Il mondo dell’informazione all’estero ha bisogno di ritrovare un nuovo slancio, deve essere smart, accompagnato nella transizione digitale e sostenuto nel processo dell’innovazione puntando sulla formazione di giornalisti, pubblicisti e manager dell’informazione, che dovranno dare linfa e continuità a quanto offre oggi l’intero armamentario della comunicazione degli italiani all’estero, facendo leva sulle proprie risorse umane e sulla conoscenza, che oramai e per fortuna è globale. Garantire il pluralismo dell’informazione all’estero significa, almeno per ci scrive, assicurare un futuro alla formazione culturale e soggettiva di cittadini capaci di assumere responsabilità e di promuovere aspetti articolati e qualificanti della nostra cultura che si confronta liberamente e si confonde con altre realtà, con altri mondi.
Questa convinzione mi porta a richiamare alle proprie responsabilità e al rispetto delle condizioni della missione affidata, coloro che, nella gestione degli strumenti del servizio pubblico nazionale, hanno scambiato il proprio ruolo con il potere di silenziare le persone, pronti a mettere il bavaglio all’informazione libera, al pensiero divergente dalla linea editoriale, come mi è successo di recente in un’intervista rilasciata a uno dei programmi della televisione di stato.
Le nostre comunità difficilmente riusciranno ad emanciparsi se non saranno aggiornate con programmi e strumenti adeguati ai nostri tempi, se non saranno messi in condizioni di vivere a distanza l’italianità del nuovo millennio.

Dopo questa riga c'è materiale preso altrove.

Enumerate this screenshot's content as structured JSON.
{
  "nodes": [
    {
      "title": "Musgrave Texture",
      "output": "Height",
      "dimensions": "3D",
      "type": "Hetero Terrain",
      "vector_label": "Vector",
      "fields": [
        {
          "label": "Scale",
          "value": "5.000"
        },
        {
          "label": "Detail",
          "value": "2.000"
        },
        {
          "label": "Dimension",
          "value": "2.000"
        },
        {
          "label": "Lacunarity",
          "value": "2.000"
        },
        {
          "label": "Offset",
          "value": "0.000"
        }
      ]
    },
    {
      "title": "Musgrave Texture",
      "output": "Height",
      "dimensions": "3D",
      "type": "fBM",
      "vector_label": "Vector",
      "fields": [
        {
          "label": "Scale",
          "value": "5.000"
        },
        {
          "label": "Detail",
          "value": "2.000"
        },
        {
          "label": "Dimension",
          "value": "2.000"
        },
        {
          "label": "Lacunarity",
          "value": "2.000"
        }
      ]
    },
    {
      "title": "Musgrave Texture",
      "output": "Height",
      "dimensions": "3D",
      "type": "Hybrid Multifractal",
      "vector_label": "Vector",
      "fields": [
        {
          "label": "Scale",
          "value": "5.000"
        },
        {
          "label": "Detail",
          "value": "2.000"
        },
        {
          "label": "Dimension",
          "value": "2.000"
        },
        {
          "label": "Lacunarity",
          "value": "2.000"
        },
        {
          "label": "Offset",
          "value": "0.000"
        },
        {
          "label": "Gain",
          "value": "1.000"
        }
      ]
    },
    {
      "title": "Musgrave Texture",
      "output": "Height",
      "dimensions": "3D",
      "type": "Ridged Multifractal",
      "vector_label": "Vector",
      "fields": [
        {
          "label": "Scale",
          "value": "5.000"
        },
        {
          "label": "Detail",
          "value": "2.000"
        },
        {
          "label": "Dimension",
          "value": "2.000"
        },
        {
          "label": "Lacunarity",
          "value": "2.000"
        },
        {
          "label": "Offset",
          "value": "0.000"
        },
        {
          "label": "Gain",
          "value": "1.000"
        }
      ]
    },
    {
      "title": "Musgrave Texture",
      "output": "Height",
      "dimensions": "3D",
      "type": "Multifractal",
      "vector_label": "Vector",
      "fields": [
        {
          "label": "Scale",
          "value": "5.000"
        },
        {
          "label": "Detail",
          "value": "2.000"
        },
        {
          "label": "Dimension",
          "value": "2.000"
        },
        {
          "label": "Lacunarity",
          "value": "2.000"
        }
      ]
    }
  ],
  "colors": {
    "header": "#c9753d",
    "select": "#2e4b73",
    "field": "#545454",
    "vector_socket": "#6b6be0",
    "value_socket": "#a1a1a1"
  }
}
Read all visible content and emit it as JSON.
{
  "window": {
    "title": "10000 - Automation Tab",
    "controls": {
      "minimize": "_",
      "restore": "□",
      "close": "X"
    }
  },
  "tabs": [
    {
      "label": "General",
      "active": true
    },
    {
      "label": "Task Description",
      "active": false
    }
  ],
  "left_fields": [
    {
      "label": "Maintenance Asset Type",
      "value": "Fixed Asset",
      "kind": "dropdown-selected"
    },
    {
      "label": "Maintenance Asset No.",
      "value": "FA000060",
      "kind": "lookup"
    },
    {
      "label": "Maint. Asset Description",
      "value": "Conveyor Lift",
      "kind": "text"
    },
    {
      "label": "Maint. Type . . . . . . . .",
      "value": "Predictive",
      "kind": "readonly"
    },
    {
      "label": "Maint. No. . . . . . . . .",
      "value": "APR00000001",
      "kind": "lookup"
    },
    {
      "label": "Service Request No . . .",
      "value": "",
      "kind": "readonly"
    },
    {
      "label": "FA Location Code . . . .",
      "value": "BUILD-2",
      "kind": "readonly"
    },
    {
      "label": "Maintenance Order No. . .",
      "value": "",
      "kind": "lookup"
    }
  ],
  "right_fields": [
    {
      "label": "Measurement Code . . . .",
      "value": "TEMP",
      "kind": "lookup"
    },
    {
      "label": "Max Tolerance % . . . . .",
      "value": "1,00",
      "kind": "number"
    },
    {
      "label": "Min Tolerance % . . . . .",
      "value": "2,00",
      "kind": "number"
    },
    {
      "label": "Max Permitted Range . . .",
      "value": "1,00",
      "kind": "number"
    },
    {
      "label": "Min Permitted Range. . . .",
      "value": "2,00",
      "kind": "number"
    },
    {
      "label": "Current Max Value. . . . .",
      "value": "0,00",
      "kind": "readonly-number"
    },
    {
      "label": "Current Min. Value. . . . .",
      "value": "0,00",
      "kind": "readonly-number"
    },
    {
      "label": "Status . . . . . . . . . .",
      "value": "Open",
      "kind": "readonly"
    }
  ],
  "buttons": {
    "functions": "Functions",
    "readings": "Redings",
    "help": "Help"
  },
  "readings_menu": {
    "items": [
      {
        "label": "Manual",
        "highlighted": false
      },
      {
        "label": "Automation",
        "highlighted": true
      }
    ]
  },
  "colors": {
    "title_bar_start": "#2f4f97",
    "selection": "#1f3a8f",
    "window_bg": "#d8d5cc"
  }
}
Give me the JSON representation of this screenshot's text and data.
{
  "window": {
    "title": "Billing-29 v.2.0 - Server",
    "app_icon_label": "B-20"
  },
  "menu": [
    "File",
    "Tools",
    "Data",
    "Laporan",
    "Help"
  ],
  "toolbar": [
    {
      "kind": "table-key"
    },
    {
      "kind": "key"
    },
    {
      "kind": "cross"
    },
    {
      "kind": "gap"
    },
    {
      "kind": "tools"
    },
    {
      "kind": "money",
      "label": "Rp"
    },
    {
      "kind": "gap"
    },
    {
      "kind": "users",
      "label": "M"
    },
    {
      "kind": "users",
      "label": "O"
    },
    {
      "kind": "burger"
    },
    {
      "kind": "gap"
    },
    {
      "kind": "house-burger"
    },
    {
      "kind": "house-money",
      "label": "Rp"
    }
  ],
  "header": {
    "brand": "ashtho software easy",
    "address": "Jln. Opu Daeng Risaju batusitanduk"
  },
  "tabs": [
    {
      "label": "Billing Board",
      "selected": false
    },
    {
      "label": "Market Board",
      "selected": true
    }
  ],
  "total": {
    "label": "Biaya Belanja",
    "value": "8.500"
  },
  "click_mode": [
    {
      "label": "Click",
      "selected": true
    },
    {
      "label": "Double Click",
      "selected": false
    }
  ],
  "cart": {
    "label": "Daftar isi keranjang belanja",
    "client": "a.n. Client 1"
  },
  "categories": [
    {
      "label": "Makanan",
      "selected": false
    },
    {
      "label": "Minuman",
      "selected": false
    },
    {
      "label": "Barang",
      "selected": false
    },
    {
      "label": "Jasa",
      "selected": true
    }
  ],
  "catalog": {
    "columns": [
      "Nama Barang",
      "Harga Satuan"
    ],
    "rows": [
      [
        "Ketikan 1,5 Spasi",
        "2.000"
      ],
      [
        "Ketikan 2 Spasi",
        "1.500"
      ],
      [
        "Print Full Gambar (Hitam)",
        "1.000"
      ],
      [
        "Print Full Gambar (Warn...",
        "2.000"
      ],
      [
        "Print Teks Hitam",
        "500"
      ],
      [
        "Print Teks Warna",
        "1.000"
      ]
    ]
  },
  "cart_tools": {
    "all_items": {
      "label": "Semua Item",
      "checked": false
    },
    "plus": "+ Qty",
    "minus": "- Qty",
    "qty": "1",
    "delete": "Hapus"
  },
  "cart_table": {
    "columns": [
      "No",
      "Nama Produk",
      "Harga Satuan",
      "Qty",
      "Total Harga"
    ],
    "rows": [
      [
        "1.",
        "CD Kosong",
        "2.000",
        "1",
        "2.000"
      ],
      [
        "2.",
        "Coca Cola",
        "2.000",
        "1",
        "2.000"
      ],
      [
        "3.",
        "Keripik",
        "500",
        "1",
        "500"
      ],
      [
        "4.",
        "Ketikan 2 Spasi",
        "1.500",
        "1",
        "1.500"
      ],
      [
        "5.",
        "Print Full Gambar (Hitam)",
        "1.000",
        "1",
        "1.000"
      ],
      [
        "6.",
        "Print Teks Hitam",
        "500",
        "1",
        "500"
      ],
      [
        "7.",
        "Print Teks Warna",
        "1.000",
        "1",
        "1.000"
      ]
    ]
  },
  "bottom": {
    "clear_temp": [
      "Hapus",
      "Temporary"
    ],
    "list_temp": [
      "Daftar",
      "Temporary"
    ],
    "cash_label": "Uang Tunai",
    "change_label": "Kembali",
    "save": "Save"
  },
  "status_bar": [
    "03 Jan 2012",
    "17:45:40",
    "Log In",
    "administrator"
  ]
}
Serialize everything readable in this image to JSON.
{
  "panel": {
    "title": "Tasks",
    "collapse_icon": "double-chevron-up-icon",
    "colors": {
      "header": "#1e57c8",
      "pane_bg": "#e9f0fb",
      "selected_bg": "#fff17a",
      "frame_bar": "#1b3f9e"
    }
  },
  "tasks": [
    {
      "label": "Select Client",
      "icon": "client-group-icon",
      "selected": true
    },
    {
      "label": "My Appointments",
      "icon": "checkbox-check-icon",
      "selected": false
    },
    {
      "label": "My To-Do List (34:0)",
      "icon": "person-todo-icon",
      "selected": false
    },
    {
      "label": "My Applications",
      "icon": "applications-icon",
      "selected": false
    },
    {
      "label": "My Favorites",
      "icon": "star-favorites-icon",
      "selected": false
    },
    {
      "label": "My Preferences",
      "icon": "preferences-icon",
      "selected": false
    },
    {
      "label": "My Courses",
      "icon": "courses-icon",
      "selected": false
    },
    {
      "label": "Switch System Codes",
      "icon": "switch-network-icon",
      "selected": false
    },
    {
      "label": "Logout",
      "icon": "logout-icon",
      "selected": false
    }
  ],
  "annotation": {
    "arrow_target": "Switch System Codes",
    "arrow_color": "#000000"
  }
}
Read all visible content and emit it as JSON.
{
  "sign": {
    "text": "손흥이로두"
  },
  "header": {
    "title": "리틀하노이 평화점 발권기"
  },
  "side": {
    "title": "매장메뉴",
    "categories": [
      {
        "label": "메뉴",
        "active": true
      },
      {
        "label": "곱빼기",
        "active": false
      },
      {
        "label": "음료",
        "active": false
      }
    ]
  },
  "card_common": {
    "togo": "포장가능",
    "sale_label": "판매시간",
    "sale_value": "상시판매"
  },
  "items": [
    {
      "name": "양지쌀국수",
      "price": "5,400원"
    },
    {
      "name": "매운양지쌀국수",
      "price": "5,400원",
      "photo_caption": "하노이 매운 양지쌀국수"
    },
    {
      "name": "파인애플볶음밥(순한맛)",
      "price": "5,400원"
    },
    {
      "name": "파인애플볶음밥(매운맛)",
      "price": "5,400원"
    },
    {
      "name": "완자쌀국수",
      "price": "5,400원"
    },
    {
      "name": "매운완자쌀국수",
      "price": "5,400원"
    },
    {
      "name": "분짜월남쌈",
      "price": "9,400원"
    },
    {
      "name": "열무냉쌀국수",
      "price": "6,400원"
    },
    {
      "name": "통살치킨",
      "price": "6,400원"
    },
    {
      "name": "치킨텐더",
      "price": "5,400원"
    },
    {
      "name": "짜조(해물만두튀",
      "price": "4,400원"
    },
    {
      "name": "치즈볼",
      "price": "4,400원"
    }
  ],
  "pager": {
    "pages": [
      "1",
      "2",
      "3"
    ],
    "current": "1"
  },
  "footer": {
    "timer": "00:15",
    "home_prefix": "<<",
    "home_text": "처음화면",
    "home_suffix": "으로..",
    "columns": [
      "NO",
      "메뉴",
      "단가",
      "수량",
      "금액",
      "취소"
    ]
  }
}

Per tutta questa serie di ragioni il Consiglio Generale degli Italiani all’Estero è intervenuto presso la commissione bicamerale di vigilanza Rai per la cancellazione dal palinsesto autunnale di Rai Italia del programma sportivo “Goal”, decisone che irrispettosamente ha penalizzato milioni di italiani all’estero senza una compensazione. Gli errori quando si compiono vanno riconosciuti e risolti; quando questi si riflettono sulla sfera dei diritti, per la gravità che ne deriva, chi li ha commessi, deve trarne le conseguenze, farsene una ragione e segnare il passo.